The U.S. Federal Trade Commission today dropped its antitrust lawsuit against Qualcomm Technologies Inc. four years after they first filed the claim against the mobile chip maker.
The FTC filed the lawsuit against Qualcomm in January 2017, claiming that the company was strong-arming smartphone manufacturers, including Apple Inc., into agreeing to unfair licensing deals via the abuse of patents.
As reported at the time, one of the complaints detailed in the suit alleged that Qualcomm effectively forced Apple to use its products exclusively.
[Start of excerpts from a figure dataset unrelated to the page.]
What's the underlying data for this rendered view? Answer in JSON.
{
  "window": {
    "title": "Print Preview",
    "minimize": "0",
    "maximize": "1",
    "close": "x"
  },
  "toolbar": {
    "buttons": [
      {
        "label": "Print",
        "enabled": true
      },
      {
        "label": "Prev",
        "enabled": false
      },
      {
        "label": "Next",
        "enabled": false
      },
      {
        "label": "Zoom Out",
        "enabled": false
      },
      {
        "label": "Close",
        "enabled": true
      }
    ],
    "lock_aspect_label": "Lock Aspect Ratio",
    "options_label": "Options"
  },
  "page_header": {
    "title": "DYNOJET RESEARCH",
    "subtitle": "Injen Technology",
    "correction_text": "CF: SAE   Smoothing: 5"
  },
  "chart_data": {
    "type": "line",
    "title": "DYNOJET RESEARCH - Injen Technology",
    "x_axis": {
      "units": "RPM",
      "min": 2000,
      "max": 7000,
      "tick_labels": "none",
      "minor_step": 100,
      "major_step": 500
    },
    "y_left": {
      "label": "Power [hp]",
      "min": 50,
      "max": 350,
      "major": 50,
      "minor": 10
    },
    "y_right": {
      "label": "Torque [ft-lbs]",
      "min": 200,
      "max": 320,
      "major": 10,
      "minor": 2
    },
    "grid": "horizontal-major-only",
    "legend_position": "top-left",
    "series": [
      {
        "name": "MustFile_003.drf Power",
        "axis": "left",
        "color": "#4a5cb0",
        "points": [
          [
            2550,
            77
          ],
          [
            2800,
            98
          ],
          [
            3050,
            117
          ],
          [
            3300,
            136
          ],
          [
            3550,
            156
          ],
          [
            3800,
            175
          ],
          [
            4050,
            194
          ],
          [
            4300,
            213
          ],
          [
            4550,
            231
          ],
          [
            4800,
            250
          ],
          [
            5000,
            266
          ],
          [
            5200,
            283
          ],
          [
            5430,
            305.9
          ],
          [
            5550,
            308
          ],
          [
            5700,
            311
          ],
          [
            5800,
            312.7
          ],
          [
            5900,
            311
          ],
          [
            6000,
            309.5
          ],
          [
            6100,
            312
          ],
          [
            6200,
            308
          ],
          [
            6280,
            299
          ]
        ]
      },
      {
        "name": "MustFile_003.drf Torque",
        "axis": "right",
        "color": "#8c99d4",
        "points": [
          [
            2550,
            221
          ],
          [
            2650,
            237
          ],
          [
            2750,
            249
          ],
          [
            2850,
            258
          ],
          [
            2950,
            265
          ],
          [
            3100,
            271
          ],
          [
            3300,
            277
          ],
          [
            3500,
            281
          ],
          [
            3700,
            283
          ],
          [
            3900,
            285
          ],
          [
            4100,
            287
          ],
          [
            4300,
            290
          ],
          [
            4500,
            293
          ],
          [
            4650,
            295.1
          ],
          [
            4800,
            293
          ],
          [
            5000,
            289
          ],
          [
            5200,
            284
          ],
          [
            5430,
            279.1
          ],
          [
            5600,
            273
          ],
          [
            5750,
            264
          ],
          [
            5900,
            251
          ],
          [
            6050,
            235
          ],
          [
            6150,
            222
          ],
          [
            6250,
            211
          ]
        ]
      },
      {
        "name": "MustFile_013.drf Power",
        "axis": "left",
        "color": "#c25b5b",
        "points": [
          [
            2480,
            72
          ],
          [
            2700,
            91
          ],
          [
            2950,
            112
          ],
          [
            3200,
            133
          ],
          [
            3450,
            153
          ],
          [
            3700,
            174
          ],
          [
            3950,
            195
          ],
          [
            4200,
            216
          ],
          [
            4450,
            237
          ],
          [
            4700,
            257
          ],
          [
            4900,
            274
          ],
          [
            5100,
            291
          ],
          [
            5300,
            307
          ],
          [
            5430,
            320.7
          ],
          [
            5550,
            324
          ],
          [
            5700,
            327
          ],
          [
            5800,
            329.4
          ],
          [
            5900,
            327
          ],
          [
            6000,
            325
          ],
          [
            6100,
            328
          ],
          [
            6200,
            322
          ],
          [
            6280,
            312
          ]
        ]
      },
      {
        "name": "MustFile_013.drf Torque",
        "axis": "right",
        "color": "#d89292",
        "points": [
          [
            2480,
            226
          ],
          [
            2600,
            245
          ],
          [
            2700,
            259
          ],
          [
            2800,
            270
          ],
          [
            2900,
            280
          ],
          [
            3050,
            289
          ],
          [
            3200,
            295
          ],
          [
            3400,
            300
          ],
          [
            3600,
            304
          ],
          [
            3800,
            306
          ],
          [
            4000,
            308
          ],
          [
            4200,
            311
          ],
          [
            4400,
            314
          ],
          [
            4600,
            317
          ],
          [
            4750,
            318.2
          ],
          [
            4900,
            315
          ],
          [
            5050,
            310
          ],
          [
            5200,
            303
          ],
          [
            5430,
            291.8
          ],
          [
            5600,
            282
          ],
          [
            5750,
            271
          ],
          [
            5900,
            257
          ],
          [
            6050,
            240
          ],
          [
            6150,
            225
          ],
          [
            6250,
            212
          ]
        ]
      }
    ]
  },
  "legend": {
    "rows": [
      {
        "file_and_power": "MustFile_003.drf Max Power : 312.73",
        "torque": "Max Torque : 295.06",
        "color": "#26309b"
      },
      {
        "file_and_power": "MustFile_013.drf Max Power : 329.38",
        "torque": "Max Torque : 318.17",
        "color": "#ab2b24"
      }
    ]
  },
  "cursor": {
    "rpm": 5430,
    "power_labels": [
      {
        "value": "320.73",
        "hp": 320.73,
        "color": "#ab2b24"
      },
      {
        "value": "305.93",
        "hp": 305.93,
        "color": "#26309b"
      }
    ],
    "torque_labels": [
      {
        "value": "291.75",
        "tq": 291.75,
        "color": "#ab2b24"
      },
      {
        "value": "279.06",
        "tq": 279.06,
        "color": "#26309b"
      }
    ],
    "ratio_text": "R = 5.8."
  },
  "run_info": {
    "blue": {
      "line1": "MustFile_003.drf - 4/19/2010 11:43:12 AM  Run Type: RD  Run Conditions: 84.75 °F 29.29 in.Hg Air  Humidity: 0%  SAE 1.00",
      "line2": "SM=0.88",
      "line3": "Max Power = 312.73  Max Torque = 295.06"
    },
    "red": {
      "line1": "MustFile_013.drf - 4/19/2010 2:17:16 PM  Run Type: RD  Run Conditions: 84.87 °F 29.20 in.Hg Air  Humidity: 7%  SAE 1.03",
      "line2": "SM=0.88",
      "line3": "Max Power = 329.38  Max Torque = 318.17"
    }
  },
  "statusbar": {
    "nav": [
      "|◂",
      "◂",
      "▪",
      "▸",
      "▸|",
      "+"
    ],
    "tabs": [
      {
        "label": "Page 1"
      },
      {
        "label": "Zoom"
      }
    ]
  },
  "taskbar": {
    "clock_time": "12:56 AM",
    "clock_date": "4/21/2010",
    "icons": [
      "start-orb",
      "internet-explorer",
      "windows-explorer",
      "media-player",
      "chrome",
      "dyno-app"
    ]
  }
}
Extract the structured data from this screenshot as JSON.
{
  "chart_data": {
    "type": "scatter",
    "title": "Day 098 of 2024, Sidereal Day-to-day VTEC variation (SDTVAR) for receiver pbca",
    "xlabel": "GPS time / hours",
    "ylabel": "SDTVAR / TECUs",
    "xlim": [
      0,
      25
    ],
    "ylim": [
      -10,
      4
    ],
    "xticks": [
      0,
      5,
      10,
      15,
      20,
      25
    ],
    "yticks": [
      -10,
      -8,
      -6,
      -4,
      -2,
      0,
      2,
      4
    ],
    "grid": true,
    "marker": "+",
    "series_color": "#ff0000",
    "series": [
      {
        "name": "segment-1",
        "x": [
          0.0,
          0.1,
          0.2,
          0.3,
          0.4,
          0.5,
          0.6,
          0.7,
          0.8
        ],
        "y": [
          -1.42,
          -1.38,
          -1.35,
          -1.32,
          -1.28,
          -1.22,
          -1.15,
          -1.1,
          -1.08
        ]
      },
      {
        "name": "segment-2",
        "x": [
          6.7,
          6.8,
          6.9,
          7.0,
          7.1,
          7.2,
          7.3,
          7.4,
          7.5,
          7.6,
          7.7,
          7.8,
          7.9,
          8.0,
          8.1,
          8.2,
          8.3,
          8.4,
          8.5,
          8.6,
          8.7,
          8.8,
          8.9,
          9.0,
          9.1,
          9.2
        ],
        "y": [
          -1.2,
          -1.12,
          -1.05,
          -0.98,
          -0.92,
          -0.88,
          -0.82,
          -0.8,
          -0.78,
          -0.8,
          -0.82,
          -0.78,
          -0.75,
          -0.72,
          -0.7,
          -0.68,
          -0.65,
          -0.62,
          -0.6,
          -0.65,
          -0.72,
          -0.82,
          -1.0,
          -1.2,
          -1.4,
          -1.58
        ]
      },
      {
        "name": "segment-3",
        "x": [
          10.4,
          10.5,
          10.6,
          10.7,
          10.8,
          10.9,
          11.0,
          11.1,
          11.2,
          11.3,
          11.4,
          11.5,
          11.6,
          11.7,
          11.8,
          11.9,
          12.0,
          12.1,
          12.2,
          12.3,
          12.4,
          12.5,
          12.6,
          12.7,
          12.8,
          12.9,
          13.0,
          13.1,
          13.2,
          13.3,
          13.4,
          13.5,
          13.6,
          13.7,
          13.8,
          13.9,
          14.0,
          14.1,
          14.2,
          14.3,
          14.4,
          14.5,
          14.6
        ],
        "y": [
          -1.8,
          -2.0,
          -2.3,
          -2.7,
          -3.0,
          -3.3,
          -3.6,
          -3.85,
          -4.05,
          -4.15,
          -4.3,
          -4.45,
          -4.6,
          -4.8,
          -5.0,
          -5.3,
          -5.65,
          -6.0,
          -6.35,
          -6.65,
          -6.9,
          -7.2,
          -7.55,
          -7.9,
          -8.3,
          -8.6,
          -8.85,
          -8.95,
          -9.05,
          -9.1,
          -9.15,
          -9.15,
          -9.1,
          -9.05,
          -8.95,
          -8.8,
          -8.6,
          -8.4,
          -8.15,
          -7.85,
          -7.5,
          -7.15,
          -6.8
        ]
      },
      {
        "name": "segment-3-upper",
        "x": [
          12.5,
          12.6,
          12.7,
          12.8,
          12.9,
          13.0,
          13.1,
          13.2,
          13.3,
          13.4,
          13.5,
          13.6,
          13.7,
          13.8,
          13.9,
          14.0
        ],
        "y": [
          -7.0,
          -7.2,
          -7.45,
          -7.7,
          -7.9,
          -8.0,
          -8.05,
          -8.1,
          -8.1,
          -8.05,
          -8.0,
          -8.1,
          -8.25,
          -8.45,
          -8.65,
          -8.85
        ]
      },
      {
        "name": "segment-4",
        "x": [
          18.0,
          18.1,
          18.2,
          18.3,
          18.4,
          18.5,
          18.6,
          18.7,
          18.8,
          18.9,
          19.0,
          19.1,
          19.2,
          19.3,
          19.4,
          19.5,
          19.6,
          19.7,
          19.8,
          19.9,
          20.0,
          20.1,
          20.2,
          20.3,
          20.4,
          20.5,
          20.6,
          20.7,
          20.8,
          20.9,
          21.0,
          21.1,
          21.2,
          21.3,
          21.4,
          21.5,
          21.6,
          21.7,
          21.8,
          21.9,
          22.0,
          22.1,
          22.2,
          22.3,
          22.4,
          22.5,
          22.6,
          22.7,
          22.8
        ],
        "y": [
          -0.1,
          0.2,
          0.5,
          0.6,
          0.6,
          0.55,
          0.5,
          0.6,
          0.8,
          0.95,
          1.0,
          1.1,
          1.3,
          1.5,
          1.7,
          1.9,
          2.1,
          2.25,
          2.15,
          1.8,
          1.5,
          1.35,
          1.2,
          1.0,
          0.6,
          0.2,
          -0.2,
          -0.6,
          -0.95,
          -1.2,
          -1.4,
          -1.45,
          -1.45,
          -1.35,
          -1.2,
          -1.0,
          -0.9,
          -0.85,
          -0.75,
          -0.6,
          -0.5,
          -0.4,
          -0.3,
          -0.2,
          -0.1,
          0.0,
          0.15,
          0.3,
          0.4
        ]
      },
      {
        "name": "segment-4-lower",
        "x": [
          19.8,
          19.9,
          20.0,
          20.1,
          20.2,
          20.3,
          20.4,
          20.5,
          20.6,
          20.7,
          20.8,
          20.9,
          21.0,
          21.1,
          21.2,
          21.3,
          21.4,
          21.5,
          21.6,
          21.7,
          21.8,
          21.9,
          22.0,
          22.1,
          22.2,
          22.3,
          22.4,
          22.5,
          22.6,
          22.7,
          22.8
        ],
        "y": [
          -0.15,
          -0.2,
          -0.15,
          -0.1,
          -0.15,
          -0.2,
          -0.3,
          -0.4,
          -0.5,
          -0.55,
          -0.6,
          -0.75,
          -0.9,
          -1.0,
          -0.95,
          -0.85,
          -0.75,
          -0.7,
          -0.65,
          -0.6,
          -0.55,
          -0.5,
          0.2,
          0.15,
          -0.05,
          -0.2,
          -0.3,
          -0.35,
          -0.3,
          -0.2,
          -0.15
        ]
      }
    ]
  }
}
In addition, Qualcomm was accused of forcing other smartphone manufacturers to pay royalties for products that relied on hardware from its competitors and of refusing to license standard patents to rival companies.
The main accusation in the lawsuit was that Qualcomm forced companies to pay more than they should for its wireless patents under what the FTC termed as a “no-license, no chips” policy. According to the FTC at the time, if companies didn’t agree to pay its exorbitant license fees, they didn’t get to use Qualcomm’s chips. Arguably worse still, the FTC claimed that if a company used a chipset from a rival firm, Qualcomm would threaten to lock it out of modern standards for which it holds patents unless the company paid up.
The FTC had not been winning to this point. Despite a judge ruling in favor of the FTC in 2019, Qualcomm had the ruling overturned in August 2020.
“Given the significant headwinds facing the commission in this matter, the FTC will not petition the Supreme Court to review the decision of the Court of Appeals for the Ninth Circuit in FTC v. Qualcomm,” Acting Chairwoman Rebecca Kelly Slaughter said in a statement. “The FTC’s staff did an exceptional job presenting the case and I continue to believe that the district court’s conclusion that Qualcomm violated the antitrust laws was entirely correct and that the court of appeals erred in concluding otherwise.”
Now more than ever, she added, “the FTC and other law enforcement agencies need to boldly enforce the antitrust laws to guard against abusive behavior by dominant firms, including in high-technology markets and those that involve intellectual property. I am particularly concerned about the potential for anticompetitive or unfair behavior in the context of standard setting and the FTC will closely monitor conduct in this arena.”